According to a recent Target Market News Report, Black-Americans spent $9.4 billion dollars on cell phones and connectivity services in 2009.  This is regarded as a growing market. Even so, cutting-edge smart phones do not constitute Black political or economic power, especially for millions of Black youth for who technology is used primarily in the hot pursuit of foolishness.

Second, the disproportionate number of Blacks employed by municipal, state, and federal government need to wake up to the budget deficit game being played in Washington. It is not far-fetched to imagine the possibility that they may be sacrificed en masse. Beyond these workers themselves, budget cuts also translate into an assault on working and middle-class Blacks.

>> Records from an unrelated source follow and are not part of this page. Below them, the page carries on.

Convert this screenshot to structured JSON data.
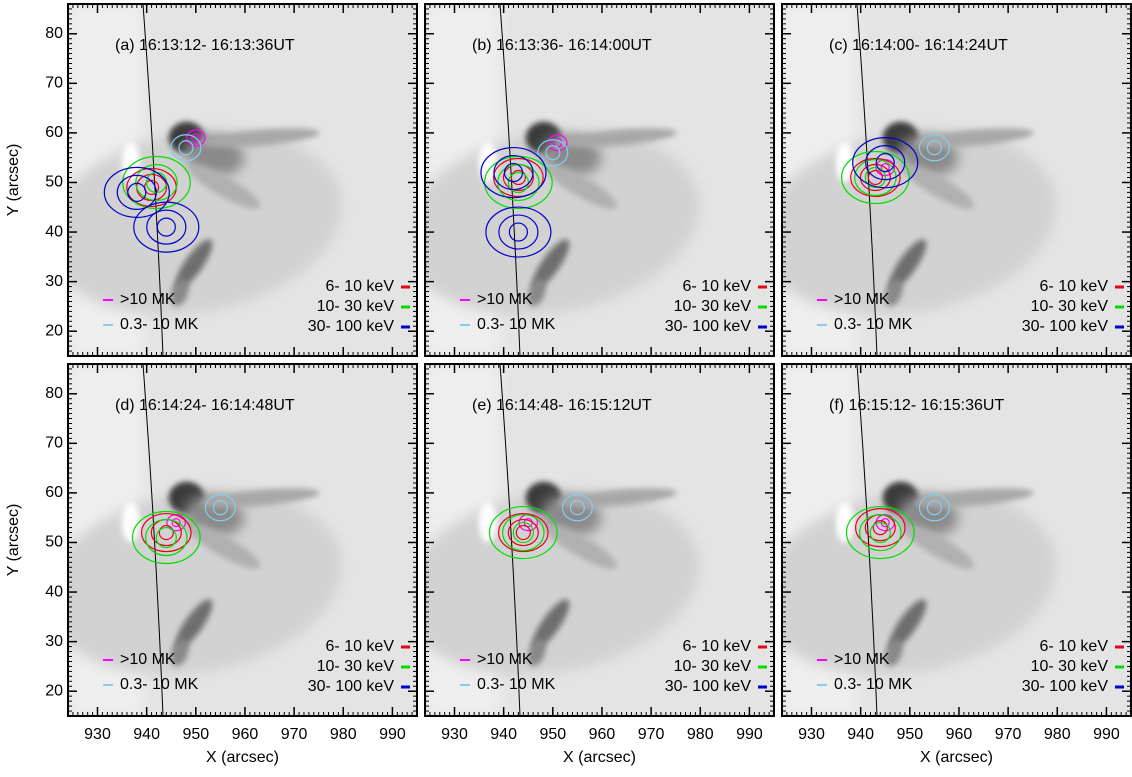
{
  "chart_data": [
    {
      "type": "contour",
      "title": "(a) 16:13:12- 16:13:36UT",
      "xlim": [
        924,
        995
      ],
      "ylim": [
        15,
        86
      ],
      "xticks": [
        930,
        940,
        950,
        960,
        970,
        980,
        990
      ],
      "yticks": [
        20,
        30,
        40,
        50,
        60,
        70,
        80
      ],
      "y_label": "Y (arcsec)",
      "series": [
        {
          "name": ">10 MK",
          "color": "#ff00ff",
          "x": [
            950
          ],
          "y": [
            59
          ]
        },
        {
          "name": "0.3- 10 MK",
          "color": "#87ceeb",
          "x": [
            948
          ],
          "y": [
            57
          ]
        },
        {
          "name": "6- 10 keV",
          "color": "#e8001c",
          "x": [
            941
          ],
          "y": [
            49
          ]
        },
        {
          "name": "10- 30 keV",
          "color": "#00dd00",
          "x": [
            942
          ],
          "y": [
            50
          ]
        },
        {
          "name": "30- 100 keV",
          "color": "#0000cc",
          "x": [
            938,
            944
          ],
          "y": [
            48,
            41
          ]
        }
      ]
    },
    {
      "type": "contour",
      "title": "(b) 16:13:36- 16:14:00UT",
      "xlim": [
        924,
        995
      ],
      "ylim": [
        15,
        86
      ],
      "xticks": [
        930,
        940,
        950,
        960,
        970,
        980,
        990
      ],
      "yticks": [
        20,
        30,
        40,
        50,
        60,
        70,
        80
      ],
      "series": [
        {
          "name": ">10 MK",
          "color": "#ff00ff",
          "x": [
            951
          ],
          "y": [
            58
          ]
        },
        {
          "name": "0.3- 10 MK",
          "color": "#87ceeb",
          "x": [
            950
          ],
          "y": [
            56
          ]
        },
        {
          "name": "6- 10 keV",
          "color": "#e8001c",
          "x": [
            943
          ],
          "y": [
            51
          ]
        },
        {
          "name": "10- 30 keV",
          "color": "#00dd00",
          "x": [
            943
          ],
          "y": [
            50
          ]
        },
        {
          "name": "30- 100 keV",
          "color": "#0000cc",
          "x": [
            942,
            943
          ],
          "y": [
            52,
            40
          ]
        }
      ]
    },
    {
      "type": "contour",
      "title": "(c) 16:14:00- 16:14:24UT",
      "xlim": [
        924,
        995
      ],
      "ylim": [
        15,
        86
      ],
      "xticks": [
        930,
        940,
        950,
        960,
        970,
        980,
        990
      ],
      "yticks": [
        20,
        30,
        40,
        50,
        60,
        70,
        80
      ],
      "series": [
        {
          "name": ">10 MK",
          "color": "#ff00ff",
          "x": [
            945
          ],
          "y": [
            53
          ]
        },
        {
          "name": "0.3- 10 MK",
          "color": "#87ceeb",
          "x": [
            955
          ],
          "y": [
            57
          ]
        },
        {
          "name": "6- 10 keV",
          "color": "#e8001c",
          "x": [
            943
          ],
          "y": [
            51
          ]
        },
        {
          "name": "10- 30 keV",
          "color": "#00dd00",
          "x": [
            943
          ],
          "y": [
            51
          ]
        },
        {
          "name": "30- 100 keV",
          "color": "#0000cc",
          "x": [
            945
          ],
          "y": [
            54
          ]
        }
      ]
    },
    {
      "type": "contour",
      "title": "(d) 16:14:24- 16:14:48UT",
      "xlim": [
        924,
        995
      ],
      "ylim": [
        15,
        86
      ],
      "xticks": [
        930,
        940,
        950,
        960,
        970,
        980,
        990
      ],
      "yticks": [
        20,
        30,
        40,
        50,
        60,
        70,
        80
      ],
      "x_label": "X (arcsec)",
      "y_label": "Y (arcsec)",
      "series": [
        {
          "name": ">10 MK",
          "color": "#ff00ff",
          "x": [
            946
          ],
          "y": [
            54
          ]
        },
        {
          "name": "0.3- 10 MK",
          "color": "#87ceeb",
          "x": [
            955
          ],
          "y": [
            57
          ]
        },
        {
          "name": "6- 10 keV",
          "color": "#e8001c",
          "x": [
            944
          ],
          "y": [
            52
          ]
        },
        {
          "name": "10- 30 keV",
          "color": "#00dd00",
          "x": [
            944
          ],
          "y": [
            51
          ]
        },
        {
          "name": "30- 100 keV",
          "color": "#0000cc",
          "x": [],
          "y": []
        }
      ]
    },
    {
      "type": "contour",
      "title": "(e) 16:14:48- 16:15:12UT",
      "xlim": [
        924,
        995
      ],
      "ylim": [
        15,
        86
      ],
      "xticks": [
        930,
        940,
        950,
        960,
        970,
        980,
        990
      ],
      "yticks": [
        20,
        30,
        40,
        50,
        60,
        70,
        80
      ],
      "x_label": "X (arcsec)",
      "series": [
        {
          "name": ">10 MK",
          "color": "#ff00ff",
          "x": [
            945
          ],
          "y": [
            54
          ]
        },
        {
          "name": "0.3- 10 MK",
          "color": "#87ceeb",
          "x": [
            955
          ],
          "y": [
            57
          ]
        },
        {
          "name": "6- 10 keV",
          "color": "#e8001c",
          "x": [
            944
          ],
          "y": [
            52
          ]
        },
        {
          "name": "10- 30 keV",
          "color": "#00dd00",
          "x": [
            944
          ],
          "y": [
            52
          ]
        },
        {
          "name": "30- 100 keV",
          "color": "#0000cc",
          "x": [],
          "y": []
        }
      ]
    },
    {
      "type": "contour",
      "title": "(f) 16:15:12- 16:15:36UT",
      "xlim": [
        924,
        995
      ],
      "ylim": [
        15,
        86
      ],
      "xticks": [
        930,
        940,
        950,
        960,
        970,
        980,
        990
      ],
      "yticks": [
        20,
        30,
        40,
        50,
        60,
        70,
        80
      ],
      "x_label": "X (arcsec)",
      "series": [
        {
          "name": ">10 MK",
          "color": "#ff00ff",
          "x": [
            945
          ],
          "y": [
            54
          ]
        },
        {
          "name": "0.3- 10 MK",
          "color": "#87ceeb",
          "x": [
            955
          ],
          "y": [
            57
          ]
        },
        {
          "name": "6- 10 keV",
          "color": "#e8001c",
          "x": [
            944
          ],
          "y": [
            53
          ]
        },
        {
          "name": "10- 30 keV",
          "color": "#00dd00",
          "x": [
            944
          ],
          "y": [
            52
          ]
        },
        {
          "name": "30- 100 keV",
          "color": "#0000cc",
          "x": [],
          "y": []
        }
      ]
    }
  ]
}
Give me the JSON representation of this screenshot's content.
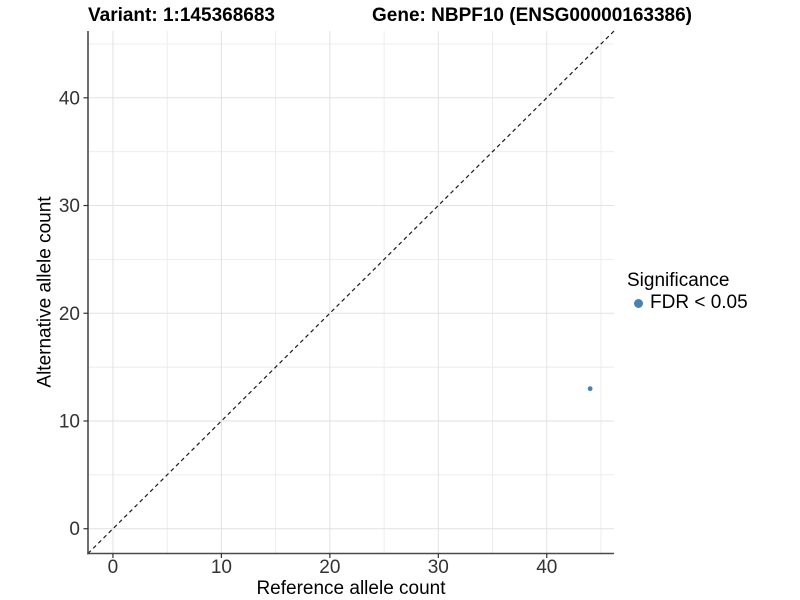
{
  "titles": {
    "left": "Variant: 1:145368683",
    "right": "Gene: NBPF10 (ENSG00000163386)"
  },
  "axes": {
    "x": {
      "label": "Reference allele count"
    },
    "y": {
      "label": "Alternative allele count"
    }
  },
  "legend": {
    "title": "Significance",
    "items": [
      {
        "label": "FDR < 0.05",
        "color": "#4682b4"
      }
    ]
  },
  "chart_data": {
    "type": "scatter",
    "title": "Variant: 1:145368683   |   Gene: NBPF10 (ENSG00000163386)",
    "xlabel": "Reference allele count",
    "ylabel": "Alternative allele count",
    "xlim": [
      -2.3,
      46.2
    ],
    "ylim": [
      -2.3,
      46.2
    ],
    "x_ticks": [
      0,
      10,
      20,
      30,
      40
    ],
    "y_ticks": [
      0,
      10,
      20,
      30,
      40
    ],
    "x_minor_ticks": [
      5,
      15,
      25,
      35,
      45
    ],
    "y_minor_ticks": [
      5,
      15,
      25,
      35,
      45
    ],
    "grid": "major and minor, light gray",
    "legend_position": "right-middle",
    "series": [
      {
        "name": "FDR < 0.05",
        "color": "#4682b4",
        "points": [
          [
            44,
            13
          ]
        ]
      }
    ],
    "reference_line": {
      "type": "identity y=x",
      "style": "dashed",
      "color": "#1a1a1a"
    }
  },
  "style": {
    "background": "#ffffff",
    "grid_major": "#e2e2e2",
    "grid_minor": "#ebebeb",
    "axis_line": "#4a4a4a",
    "tick_mark": "#333333",
    "tick_label_color": "#333333",
    "point_color": "#4682b4"
  }
}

And finally, for Black folks who did not have jobs in the first place, surviving in the underground and barter economy—as they have always done—is the most viable option. They, like many of their counterparts across race trapped in jobless urban centers and rural areas, are caught in the middle of history.

What does all of this mean for Black voters and the 2012 presidential election?

Black voters, especially the poor and middle-class, need to eschew “the auto-vote” paradigm as it relates to the Democratic Party. They need to make the Democrats earn their vote in 2012 and thereafter. It is just that simple.

The 2012 presidential election cannot be about hope redux. It has to be about how Black voters, as a crucial voting bloc, understand political power. It has to be about Blacks forcing Democrats and Republicans alike to create policies that result in tangible social and economic gains.